I my peach wine fermented on the pulp for 6 days and I transferred it to 3 individual 1 gall carboys. I checked the SG and it was 1.002 . I haven't seen anymore signs of fermentation since I moved to the carboys.
How along ago did you rack?
What yeast did you use ?
What was the starting SG?
Did you use any nutrient?
Did you add anything when you racked to secondary?
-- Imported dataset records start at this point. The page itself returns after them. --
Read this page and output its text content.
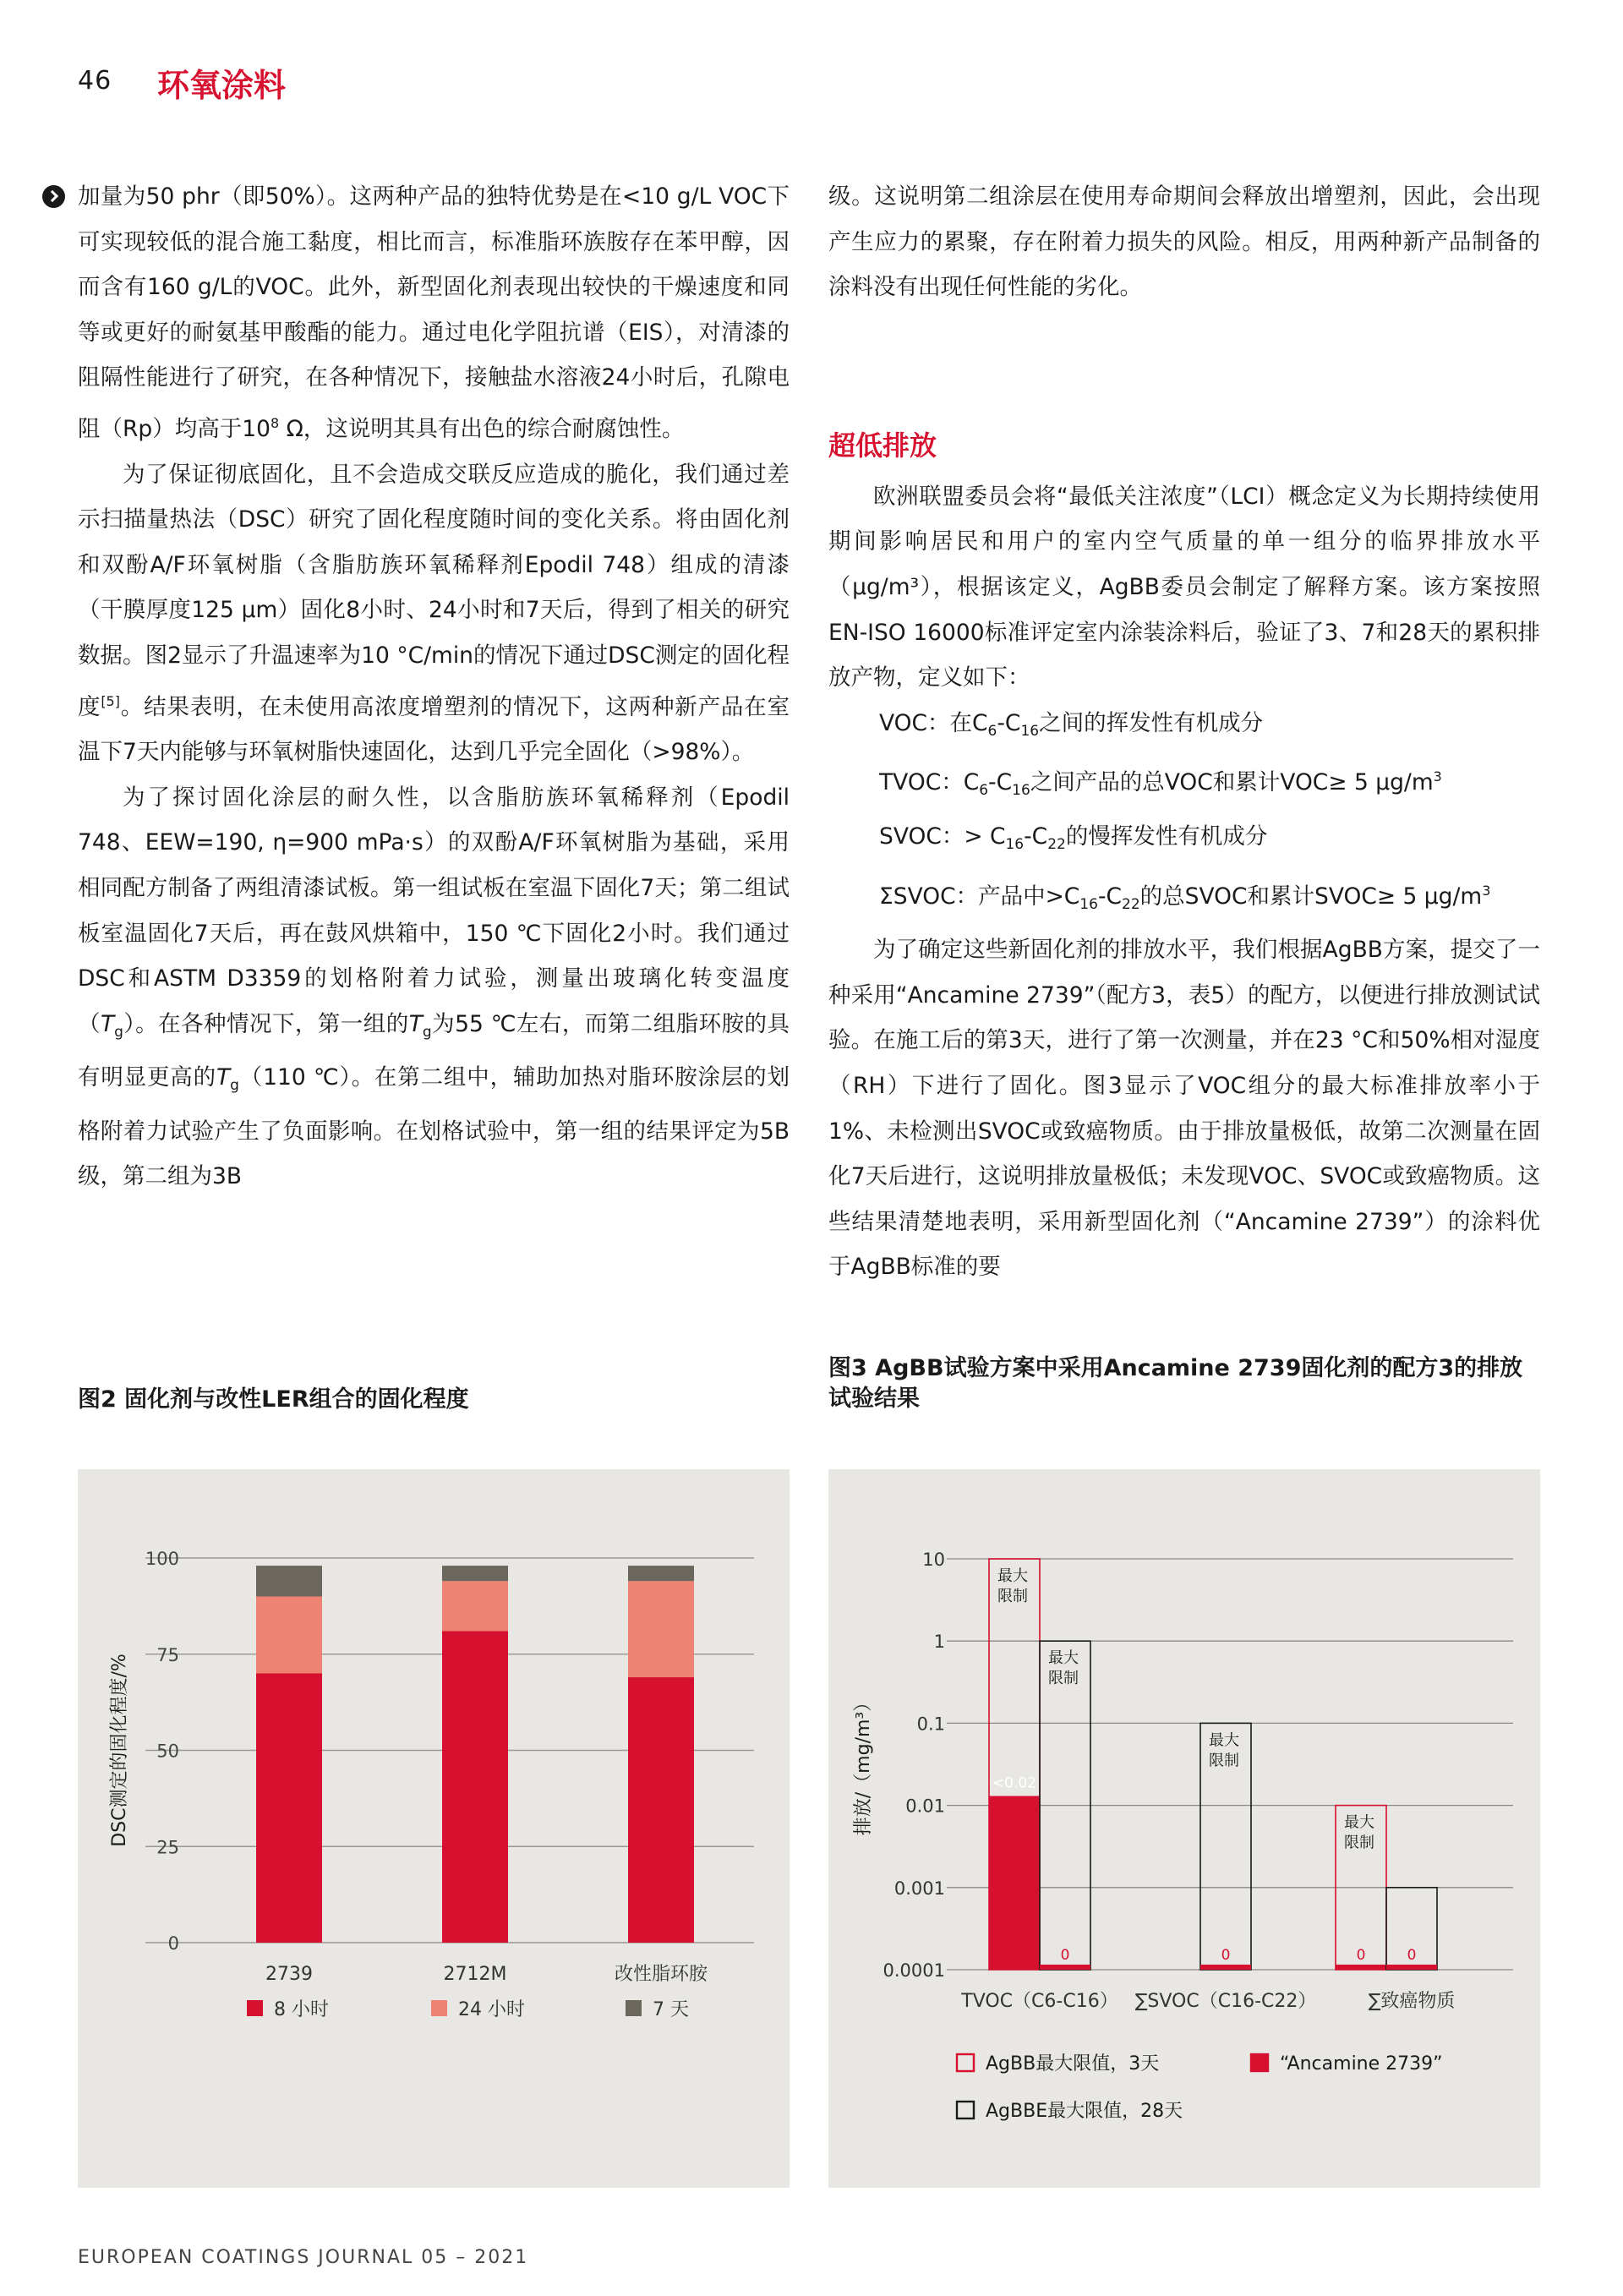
46 环氧涂料

加量为50 phr（即50%）。这两种产品的独特优势是在<10 g/L VOC下可实现较低的混合施工黏度，相比而言，标准脂环族胺存在苯甲醇，因而含有160 g/L的VOC。此外，新型固化剂表现出较快的干燥速度和同等或更好的耐氨基甲酸酯的能力。通过电化学阻抗谱（EIS），对清漆的阻隔性能进行了研究，在各种情况下，接触盐水溶液24小时后，孔隙电阻（Rp）均高于$10^8$ Ω，这说明其具有出色的综合耐腐蚀性。

为了保证彻底固化，且不会造成交联反应造成的脆化，我们通过差示扫描量热法（DSC）研究了固化程度随时间的变化关系。将由固化剂和双酚A/F环氧树脂（含脂肪族环氧稀释剂Epodil 748）组成的清漆（干膜厚度125 μm）固化8小时、24小时和7天后，得到了相关的研究数据。图2显示了升温速率为10 °C/min的情况下通过DSC测定的固化程度[5]。结果表明，在未使用高浓度增塑剂的情况下，这两种新产品在室温下7天内能够与环氧树脂快速固化，达到几乎完全固化（>98%）。

为了探讨固化涂层的耐久性，以含脂肪族环氧稀释剂（Epodil 748、EEW=190, η=900 mPa·s）的双酚A/F环氧树脂为基础，采用相同配方制备了两组清漆试板。第一组试板在室温下固化7天；第二组试板室温固化7天后，再在鼓风烘箱中，150 ℃下固化2小时。我们通过DSC和ASTM D3359的划格附着力试验，测量出玻璃化转变温度$(T_g)$。在各种情况下，第一组的$T_g$为55 ℃左右，而第二组脂环胺的具有明显更高的$T_g(110$ ℃）。在第二组中，辅助加热对脂环胺涂层的划格附着力试验产生了负面影响。在划格试验中，第一组的结果评定为5B级，第二组为3B

级。这说明第二组涂层在使用寿命期间会释放出增塑剂，因此，会出现产生应力的累聚，存在附着力损失的风险。相反，用两种新产品制备的涂料没有出现任何性能的劣化。

超低排放

欧洲联盟委员会将“最低关注浓度”（LCI）概念定义为长期持续使用期间影响居民和用户的室内空气质量的单一组分的临界排放水平（μg/m³），根据该定义，AgBB委员会制定了解释方案。该方案按照EN-ISO 16000标准评定室内涂装涂料后，验证了3、7和28天的累积排放产物，定义如下：

VOC：在$C_6-C_{16}$之间的挥发性有机成分
TVOC：$C_6-C_{16}$之间产品的总VOC和累计VOC≥ 5 $\mu g/m^3$
SVOC：> $C_{16}-C_{22}$的慢挥发性有机成分
ΣSVOC：产品中$>C_{16}-C_{22}$的总SVOC和累计SVOC≥ 5 $\mu g/m^3$

为了确定这些新固化剂的排放水平，我们根据AgBB方案，提交了一种采用“Ancamine 2739”（配方3，表5）的配方，以便进行排放测试试验。在施工后的第3天，进行了第一次测量，并在23 °C和50%相对湿度（RH）下进行了固化。图3显示了VOC组分的最大标准排放率小于1%、未检测出SVOC或致癌物质。由于排放量极低，故第二次测量在固化7天后进行，这说明排放量极低；未发现VOC、SVOC或致癌物质。这些结果清楚地表明，采用新型固化剂（“Ancamine 2739”）的涂料优于AgBB标准的要

图2 固化剂与改性LER组合的固化程度
图3 AgBB试验方案中采用Ancamine 2739固化剂的配方3的排放试验结果
100
75
50
25
0
DSC测定的固化程度/%
2739	2712M	改性脂环胺
8 小时	24 小时	7 天
10
1
0.1
0.01
0.001
0.0001
排放/（mg/m³）
最大
限制
<0.02
最大
限制
0
最大
限制
0
最大
限制
0	0
TVOC（C6-C16） ∑SVOC（C16-C22）	∑致癌物质
AgBB最大限值，3天	“Ancamine 2739”
AgBBE最大限值，28天
EUROPEAN COATINGS JOURNAL 05 – 2021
I used lalvin 71B-1122, I racked 2 days ago, starting SG was1.080 and I didn't use any nutrient. I was only wondering cause I didn't think u could ferment out in just 6 days
small batches go really fast. I just did 6 gallons at a temp of 60 trying to get it to set 7 days of fermenting on pulp. On day 6 it was at 1.030. I racked and it took weeks to get it dry at that temp. But if left out at room temp the batch would have been fermented dry in about a week and the smaller the batch at room temp the faster things happen. I usually use the ICV-D47 on peach and am using the 71B-1122 this year. It really seems to be making some really nice apple and peach wine.
It smells and looks great. its really thick on the bottom so ill rack it this weekend. Im gonna back sweeten one oak one, and leave the other dry. maybe oak all three. is acid level and body a big concern
yes treat it like a white wine. PH should be 3.2.